The U.S. Treasury’s sale of $35 billion in five-year notes turned into additional issuance of seven-year notes sold in 2011, the first so-called unscheduled reopening of a security since 2004.
With the five-year yielding 1.624 percent at yesterday’s sale, the notes were assigned a 1.5 percent coupon, matching the interest payout on the seven-year security issued in August 2011 with the same 2018 maturity date. The debt sold yesterday will be classified as a five-year note, according to the Treasury Department.
“It was an interesting occurrence, but the issue will just trade like an old seven-year note,” said Gabriel Mann, a U.S. government-bond strategist at Royal Bank of Scotland Group Plc’s RBS Securities unit in Stamford, Connecticut, one of 21 primary dealers obligated to bid at the auctions. “There is minimal risk of thin liquidity in the issue.”
The Federal Reserve, through its bond-buying program, holds $14 billion, or 47 percent, of $29 billion outstanding of the seven-year debt, which would ensure no lack of supply for investors seeking to borrow the security to sell it in a short transaction, Mann said. A short position is a bet a security’s price will fall.
Treasury said the notes will have the same CUSIP number as seven-year notes sold in August 2011 that carry a 1.5 percent coupon and have about five years of remaining maturity.
“Accidental reopenings are very rare, and can be somewhat disruptive, but today’s shouldn’t be a big deal,” said Ted Wieseman, an economist at Morgan Stanley in New York. “The impact will be a slightly lower financing liquidity premium, if anything.”
Treasuries fell for the first time in five days yesterday after the five-year notes drew the least demand in four years.
The current five-year yield rose six basis points, or 0.06 percentage point, to 1.58 percent in New York, after dropping 16 basis points during the previous three days, according to Bloomberg Bond Trader prices. The 1.375 percent note maturing in July 2018 fell 8/32, or $2.50 per $1,000 face value, to 99 1/32. The 10-year yield added six basis points to 2.77 percent.

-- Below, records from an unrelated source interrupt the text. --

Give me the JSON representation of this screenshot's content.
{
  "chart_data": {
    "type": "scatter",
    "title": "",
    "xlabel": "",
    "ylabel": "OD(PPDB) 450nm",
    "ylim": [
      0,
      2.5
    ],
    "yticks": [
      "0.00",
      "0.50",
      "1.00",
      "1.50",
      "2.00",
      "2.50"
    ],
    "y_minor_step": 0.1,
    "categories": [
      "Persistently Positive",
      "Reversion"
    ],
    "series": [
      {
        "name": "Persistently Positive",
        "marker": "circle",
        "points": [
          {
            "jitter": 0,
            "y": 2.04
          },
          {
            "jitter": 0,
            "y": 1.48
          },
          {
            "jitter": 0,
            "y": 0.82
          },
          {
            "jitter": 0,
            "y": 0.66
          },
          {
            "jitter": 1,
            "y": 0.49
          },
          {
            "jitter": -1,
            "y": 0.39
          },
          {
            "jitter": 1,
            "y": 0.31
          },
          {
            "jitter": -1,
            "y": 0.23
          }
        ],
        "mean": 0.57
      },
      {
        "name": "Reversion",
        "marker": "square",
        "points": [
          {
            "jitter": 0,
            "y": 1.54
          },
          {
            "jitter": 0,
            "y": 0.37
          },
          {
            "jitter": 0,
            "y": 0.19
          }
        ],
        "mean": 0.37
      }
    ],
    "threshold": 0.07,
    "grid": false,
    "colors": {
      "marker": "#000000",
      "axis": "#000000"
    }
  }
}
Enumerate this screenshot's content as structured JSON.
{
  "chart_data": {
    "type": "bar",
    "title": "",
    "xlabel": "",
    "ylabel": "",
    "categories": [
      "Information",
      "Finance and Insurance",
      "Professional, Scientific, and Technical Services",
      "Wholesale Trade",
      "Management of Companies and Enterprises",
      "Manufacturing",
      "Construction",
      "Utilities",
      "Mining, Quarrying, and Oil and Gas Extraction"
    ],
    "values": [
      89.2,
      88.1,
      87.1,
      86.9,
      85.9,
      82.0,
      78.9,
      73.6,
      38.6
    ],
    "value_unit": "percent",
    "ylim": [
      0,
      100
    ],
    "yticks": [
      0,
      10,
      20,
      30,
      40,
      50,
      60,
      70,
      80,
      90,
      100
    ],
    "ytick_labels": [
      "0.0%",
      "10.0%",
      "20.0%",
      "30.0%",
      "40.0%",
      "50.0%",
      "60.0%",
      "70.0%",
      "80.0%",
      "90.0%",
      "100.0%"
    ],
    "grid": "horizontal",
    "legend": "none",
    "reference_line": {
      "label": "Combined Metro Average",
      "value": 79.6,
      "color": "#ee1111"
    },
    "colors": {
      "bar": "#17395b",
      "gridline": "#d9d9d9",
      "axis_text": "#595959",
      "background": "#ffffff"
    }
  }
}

The bid-to-cover ratio, which gauges demand by comparing total bids with the amount of securities offered, was 2.38, the lowest since July 2009 and compared with an average of 2.74 for the past 10 sales. The notes drew a yield of 1.624 percent, compared with a forecast of 1.618 percent in a Bloomberg News survey of eight of the Fed primary dealers.
Indirect bidders at the auction, an investor class that includes foreign central banks, purchased 40.3 percent of the notes, compared with an average of 44.2 percent for the past 10 sales.
Direct bidders, non-primary-dealer investors that place their bids directly with the Treasury, purchased 12.7 percent of the notes at the sale, compared with an average of 15.9 percent for the past 10 auctions.
“These yields were not as attractive, given some general optimism about the recovery and the broader risk of tapering next month,” said Ian Lyngen, a government-bond strategist at CRT Capital Group LLC in Stamford, Connecticut.
Five-year notes have lost 2.6 percent this year, versus a loss of 3.1 percent for Treasuries overall, according to Bank of America Merrill Lynch indexes. The five-year securities returned 2.3 percent in 2012, while Treasuries overall rose 2.2 percent.
Yesterday’s offering was the second of three note auctions this week totaling $98 billion. The government sold $34 billion in two-year debt the prior day at a yield of 0.386 percent, and will sell $29 billion in seven-year securities tomorrow.
The sales this week will raise $38.1 billion of new cash, as maturing securities held by the public total $59.9 billion, according to the Treasury.